There are 70 7-Eleven outlets in the Lower Mainland, and theft is the
main type of crime suffered. Annually, 7-Eleven shops in the Lower
Mainland are hit with hundreds of crimes costing hundreds of thousands
of dollars.

Indeed, crime remains a worrying problem. An update from the board of
trade - unveiled at a Vancouver forum last week - found that, after
adjusting for population differences, the overall Criminal Code
offence rate in Vancouver almost tied the rate in Winnipeg, the worst
major metropolitan area nationally. The report notes that in 2004 the
rate of Vancouver City property crime offences reported to police was
8,481 per 100,000 people, nearly the same tally as the previous year.

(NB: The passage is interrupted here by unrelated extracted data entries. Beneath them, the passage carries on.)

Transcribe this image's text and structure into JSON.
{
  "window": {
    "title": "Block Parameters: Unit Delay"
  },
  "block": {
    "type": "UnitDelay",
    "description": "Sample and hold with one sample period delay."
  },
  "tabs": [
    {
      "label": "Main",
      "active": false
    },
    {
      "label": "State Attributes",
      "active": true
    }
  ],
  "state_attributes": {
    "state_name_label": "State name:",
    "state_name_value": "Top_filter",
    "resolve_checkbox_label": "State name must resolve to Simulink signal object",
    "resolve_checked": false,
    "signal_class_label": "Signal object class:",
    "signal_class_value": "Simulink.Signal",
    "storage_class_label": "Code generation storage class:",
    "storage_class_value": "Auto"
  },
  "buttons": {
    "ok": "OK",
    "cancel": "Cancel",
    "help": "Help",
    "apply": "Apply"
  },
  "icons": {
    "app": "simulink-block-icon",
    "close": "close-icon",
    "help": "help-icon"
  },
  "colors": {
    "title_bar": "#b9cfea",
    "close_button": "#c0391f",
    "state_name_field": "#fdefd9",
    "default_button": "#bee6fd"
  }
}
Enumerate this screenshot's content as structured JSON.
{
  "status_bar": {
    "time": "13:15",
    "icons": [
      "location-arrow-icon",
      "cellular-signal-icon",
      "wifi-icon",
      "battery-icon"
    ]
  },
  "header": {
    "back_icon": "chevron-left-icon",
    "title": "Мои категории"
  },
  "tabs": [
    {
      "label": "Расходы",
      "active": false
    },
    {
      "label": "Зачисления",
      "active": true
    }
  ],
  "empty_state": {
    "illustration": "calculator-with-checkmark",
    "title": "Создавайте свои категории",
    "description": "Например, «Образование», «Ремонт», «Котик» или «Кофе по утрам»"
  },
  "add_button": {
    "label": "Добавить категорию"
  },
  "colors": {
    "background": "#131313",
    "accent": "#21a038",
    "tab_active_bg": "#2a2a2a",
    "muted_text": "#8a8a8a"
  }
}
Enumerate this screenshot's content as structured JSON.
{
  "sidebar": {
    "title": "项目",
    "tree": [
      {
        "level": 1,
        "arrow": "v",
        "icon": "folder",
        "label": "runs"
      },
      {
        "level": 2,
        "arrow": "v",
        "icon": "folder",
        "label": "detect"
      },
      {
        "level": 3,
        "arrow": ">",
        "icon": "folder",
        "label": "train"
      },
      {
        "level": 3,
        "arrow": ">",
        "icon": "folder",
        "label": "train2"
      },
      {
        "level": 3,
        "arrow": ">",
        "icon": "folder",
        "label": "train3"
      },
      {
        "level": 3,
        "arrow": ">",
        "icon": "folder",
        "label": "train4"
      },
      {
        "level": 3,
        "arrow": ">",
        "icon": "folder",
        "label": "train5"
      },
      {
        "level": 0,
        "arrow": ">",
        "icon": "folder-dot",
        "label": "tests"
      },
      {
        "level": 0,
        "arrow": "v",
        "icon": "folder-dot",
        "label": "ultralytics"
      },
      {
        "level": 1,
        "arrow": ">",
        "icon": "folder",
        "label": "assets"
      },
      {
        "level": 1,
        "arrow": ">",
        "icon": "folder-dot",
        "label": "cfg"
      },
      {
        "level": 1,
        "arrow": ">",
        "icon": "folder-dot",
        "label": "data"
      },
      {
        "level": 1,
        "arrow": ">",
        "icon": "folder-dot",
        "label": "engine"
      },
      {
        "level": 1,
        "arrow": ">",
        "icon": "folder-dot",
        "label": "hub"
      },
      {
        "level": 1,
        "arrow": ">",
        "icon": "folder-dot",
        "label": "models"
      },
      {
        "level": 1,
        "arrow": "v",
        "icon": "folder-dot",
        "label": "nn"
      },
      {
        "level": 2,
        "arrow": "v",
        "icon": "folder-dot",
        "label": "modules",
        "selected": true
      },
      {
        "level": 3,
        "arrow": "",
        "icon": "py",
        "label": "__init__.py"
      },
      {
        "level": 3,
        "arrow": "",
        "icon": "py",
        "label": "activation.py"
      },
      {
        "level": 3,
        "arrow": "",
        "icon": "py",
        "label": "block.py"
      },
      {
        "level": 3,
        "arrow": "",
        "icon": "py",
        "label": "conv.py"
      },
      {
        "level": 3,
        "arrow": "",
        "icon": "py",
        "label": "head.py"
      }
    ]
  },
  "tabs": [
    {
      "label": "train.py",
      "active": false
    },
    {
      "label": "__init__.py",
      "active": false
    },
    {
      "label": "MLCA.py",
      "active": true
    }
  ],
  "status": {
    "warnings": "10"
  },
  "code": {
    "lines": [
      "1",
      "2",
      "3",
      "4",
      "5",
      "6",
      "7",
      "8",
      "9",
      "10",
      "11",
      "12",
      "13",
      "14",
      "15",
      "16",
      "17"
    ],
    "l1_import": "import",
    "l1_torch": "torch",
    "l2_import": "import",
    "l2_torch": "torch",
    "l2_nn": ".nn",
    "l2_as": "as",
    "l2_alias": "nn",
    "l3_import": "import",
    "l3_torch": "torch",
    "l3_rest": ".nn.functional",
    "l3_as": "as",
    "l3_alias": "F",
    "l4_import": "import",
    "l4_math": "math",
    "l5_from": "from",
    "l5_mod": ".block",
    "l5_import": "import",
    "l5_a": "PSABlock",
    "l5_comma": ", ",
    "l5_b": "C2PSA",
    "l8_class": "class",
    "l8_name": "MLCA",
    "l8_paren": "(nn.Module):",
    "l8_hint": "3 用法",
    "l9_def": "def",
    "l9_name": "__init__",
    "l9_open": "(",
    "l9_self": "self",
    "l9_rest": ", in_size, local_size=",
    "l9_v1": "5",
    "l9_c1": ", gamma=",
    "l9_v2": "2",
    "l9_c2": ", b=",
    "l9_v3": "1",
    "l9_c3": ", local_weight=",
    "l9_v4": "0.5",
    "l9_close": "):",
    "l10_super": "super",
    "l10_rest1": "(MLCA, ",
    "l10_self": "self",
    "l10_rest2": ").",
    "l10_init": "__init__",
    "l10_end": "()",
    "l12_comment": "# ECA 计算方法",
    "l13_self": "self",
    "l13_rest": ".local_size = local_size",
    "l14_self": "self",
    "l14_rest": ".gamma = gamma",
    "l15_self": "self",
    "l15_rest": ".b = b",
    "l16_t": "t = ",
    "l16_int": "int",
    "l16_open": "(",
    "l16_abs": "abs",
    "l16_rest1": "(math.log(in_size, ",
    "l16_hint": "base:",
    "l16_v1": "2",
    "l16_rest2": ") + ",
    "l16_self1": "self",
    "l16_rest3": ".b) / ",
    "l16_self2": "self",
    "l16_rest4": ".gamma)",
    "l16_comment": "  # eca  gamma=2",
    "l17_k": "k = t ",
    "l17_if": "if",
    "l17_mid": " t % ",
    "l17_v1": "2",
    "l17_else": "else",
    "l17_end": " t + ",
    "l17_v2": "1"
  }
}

The property crime rate in Burnaby grew by 8.5 per cent in 2004, yet
fell by nearly the same amount - 8.2 per cent - in Surrey.

In Vancouver, property crime made up two-thirds of reported criminal
code offences, costing an estimated $130 million.

Of that figure, residents paid the heaviest price, accounting for
about $108 million. The remainder - about $22 million - is the hit
taken by the business community.

"Bear in mind that all the employees and all the owners of the
businesses are also [residents]," Park said. "So there's a double
whammy there."

Of the $22 million, vehicle crimes - such as automobiles that are
stolen and vandalized - account for about $4 million. Theft makes up
the $18 million remainder.

Businesses both big and small are impacted.

"And in addition downtown, the parkades and so forth are used by small
business and big business for their customers. And this is a problem,"
Park said

The main causes of crime against businesses in the greater Vancouver
area, he said, are "drugs and the need to generate cash to support the
drug habit. That is by far the most intense driving force."

Yet he too acknowledged some progress: "The increased policing in the
downtown area I think has perhaps made it a little easier on
businesses downtown. But then what we've seen is, is an increase in
property crime out in the Dunbar area, for example."